Stolen Phone

Well, it really wasn't stolen, as my narrative will soon reveal.

It all started in the lobby of the Humboldt Senior Center on California Street. After I have lunch there, I usually sit in the lobby and check my email. As I was doing this that afternoon, I fell asleep. This often happens to me; there is something magic about the place for me and sleep. The next thing I knew, one of the staff was waking me up. She sat down next to me and said that she was "just checking in." She asked me about an effort I had been making to see a doctor. I told her that I had succeeded and in fact was going for a second appointment on the next day. "Good," she said. She then got up from her chair, and just as she was about to leave said to me, "I must tell you that you're not allowed to sleep here." "Yes, I know that," I replied. "But sometimes I just fall out without realizing it." She then smiled and walked away.

Now a week or so previously, my landlady saw me as I was walking in the garden which surrounds her house and called out, "Oh, Tom, come look at the hothouse. I've put a chair in it for you." She then led me into the hothouse and showed me the chair. She added, "I'll put a cushion on it later today." A few days later I was in the garden again and checked the hothouse. Indeed, my landlady had put the cushion on the chair.

After being chased, as it were, from the Senior Center lobby, I thought to myself, "Well, hell, I've got that nice little nook in my landlady's garden to use. I haven't tried it yet, so I'll just do it now." I then drove home and went to the garden and sat down in the chair in the hothouse. After checking the rest of my email, I began reading a novel. After a bit, I began to feel drowsy and laid the smartphone on my knee. And next to the smartphone I spotted a tiny brown speck on the knee of my jeans.
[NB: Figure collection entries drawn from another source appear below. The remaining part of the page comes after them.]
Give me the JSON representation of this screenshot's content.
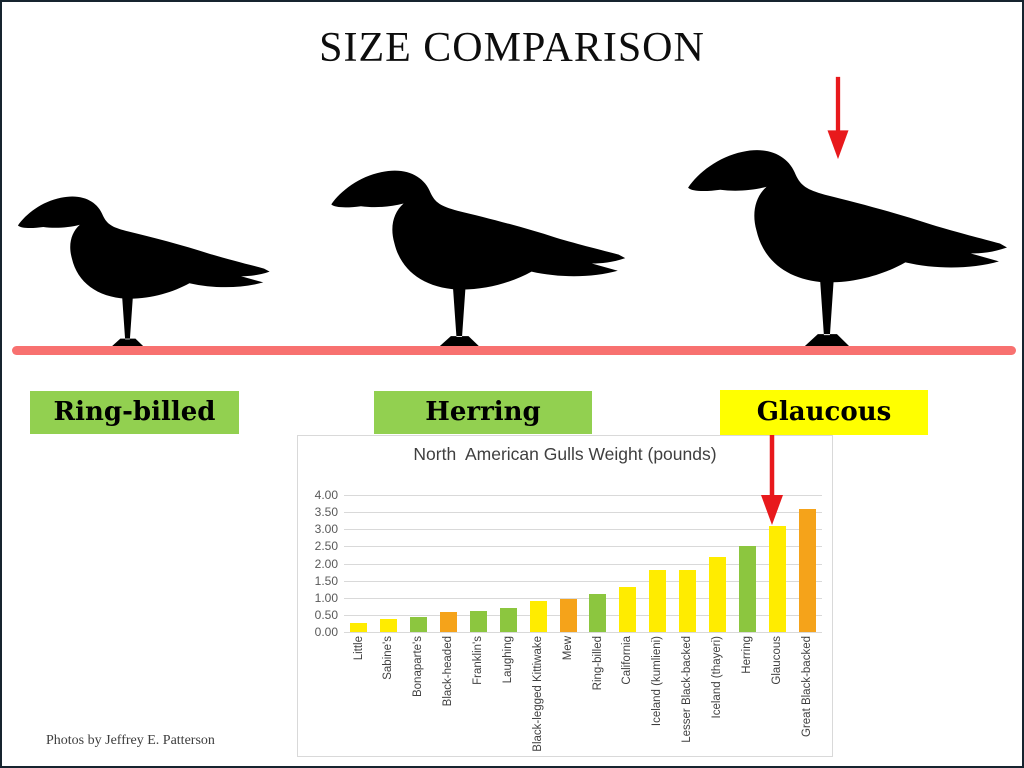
{
  "slide": {
    "title": "SIZE COMPARISON",
    "credit": "Photos by Jeffrey E. Patterson",
    "border_color": "#16242f",
    "ground_line_color": "#f87170",
    "arrow_color": "#e8191c",
    "silhouette_color": "#000000",
    "bird_labels": [
      {
        "name": "Ring-billed",
        "bg": "#92d050"
      },
      {
        "name": "Herring",
        "bg": "#92d050"
      },
      {
        "name": "Glaucous",
        "bg": "#ffff00"
      }
    ],
    "icons": {
      "arrow_top": "down-arrow-icon pointing at Glaucous gull silhouette",
      "arrow_chart": "down-arrow-icon pointing at Glaucous bar"
    }
  },
  "chart_data": {
    "type": "bar",
    "title": "North  American Gulls Weight (pounds)",
    "xlabel": "",
    "ylabel": "",
    "ylim": [
      0,
      4
    ],
    "yticks": [
      "4.00",
      "3.50",
      "3.00",
      "2.50",
      "2.00",
      "1.50",
      "1.00",
      "0.50",
      "0.00"
    ],
    "grid": true,
    "legend": false,
    "categories": [
      "Little",
      "Sabine's",
      "Bonaparte's",
      "Black-headed",
      "Franklin's",
      "Laughing",
      "Black-legged Kittiwake",
      "Mew",
      "Ring-billed",
      "California",
      "Iceland (kumlieni)",
      "Lesser Black-backed",
      "Iceland (thayeri)",
      "Herring",
      "Glaucous",
      "Great Black-backed"
    ],
    "values": [
      0.27,
      0.37,
      0.45,
      0.57,
      0.62,
      0.7,
      0.9,
      0.95,
      1.1,
      1.3,
      1.8,
      1.8,
      2.2,
      2.5,
      3.1,
      3.6
    ],
    "bar_colors": [
      "yellow",
      "yellow",
      "green",
      "orange",
      "green",
      "green",
      "yellow",
      "orange",
      "green",
      "yellow",
      "yellow",
      "yellow",
      "yellow",
      "green",
      "yellow",
      "orange"
    ],
    "color_map": {
      "yellow": "#ffec00",
      "green": "#8cc63f",
      "orange": "#f5a31a"
    },
    "arrow_target": "Glaucous"
  }
}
Examining the speck closely I saw that it was --- a flea!  I then scanned the bottom half of the jeans and saw about a half dozen more of the little creatures.

Immediately I got up and left the hothouse and started picking the things off my jeans. There were at least a dozen of them clinging to the fabric. After meandering  around the area and removing more of them, I went inside the house to one of the bathrooms and stripped off the jeans to be able to do a better search. There seemed to be none of them left.

I then put my jeans back on and went to my room to do some desk work. I had started to sit down at my desk when it occurred to me to look for my cellphone. I checked my jeans pocket, and it wasn't there. I checked my hoodie pockets. Not there either. I then retraced my journey from the chair in the hothouse to my room. No luck.

It was a bad thing indeed that I had lost the phone. Worse still was the fact that I keep all of my passwords on the phone. I then sat down at my computer and began changing the passwords which had to do with money. I then called T-mobile to see if they could track the phone. They couldn't, but they could suspend the phone number so that no one could use it.

I should at this point give a more complete account of my experience by mentioning a fellow whom I call "Shorty." He is not, strictly speaking, a fellow, but simply a voice in my head. (I have several of these voices BTW, but currently Shorty is the dominant one.) And all morning Shorty had been warning that he had in store for me a punishment for my writing about him on a website called Intervoices.

All through the process of trying to find the phone, Shorty kept yelling in his baritone voice things like, "It was I who appointed those fleas to distract you and cause you to lay down that phone, instead of putting it in your pocket. I did this to punish you for writing about me at Intervoices."

I then got ready to go to the T-mobile store to open a new account and get another phone. I got down to my car when it occurred to me that it might be a good idea to have the paperwork for the current account with me when I went to the T-mobile store.

As I headed back to my room, I decided to take one last search along the path from the hothouse to my room.

As I approached the garden gate, I heard the ringing of an alarm. At first I thought the sound was from the old phone I had in my pocket. As I reached for it, I realized that the sound was not coming from the phone in my pocket, but was probably coming from the "stolen" phone. In fact, that phone was about three feet from me, sitting on the fender of a trailer next to the garden wall. The fender was black and the same color as the phone, making it difficult to see in the bright afternoon sun. The alarm was one which I use to remind myself to take some meds.

Part of the glee which I felt upon finding the phone was about Shorty's silence, a silence which always descends upon Shorty when he is frustrated.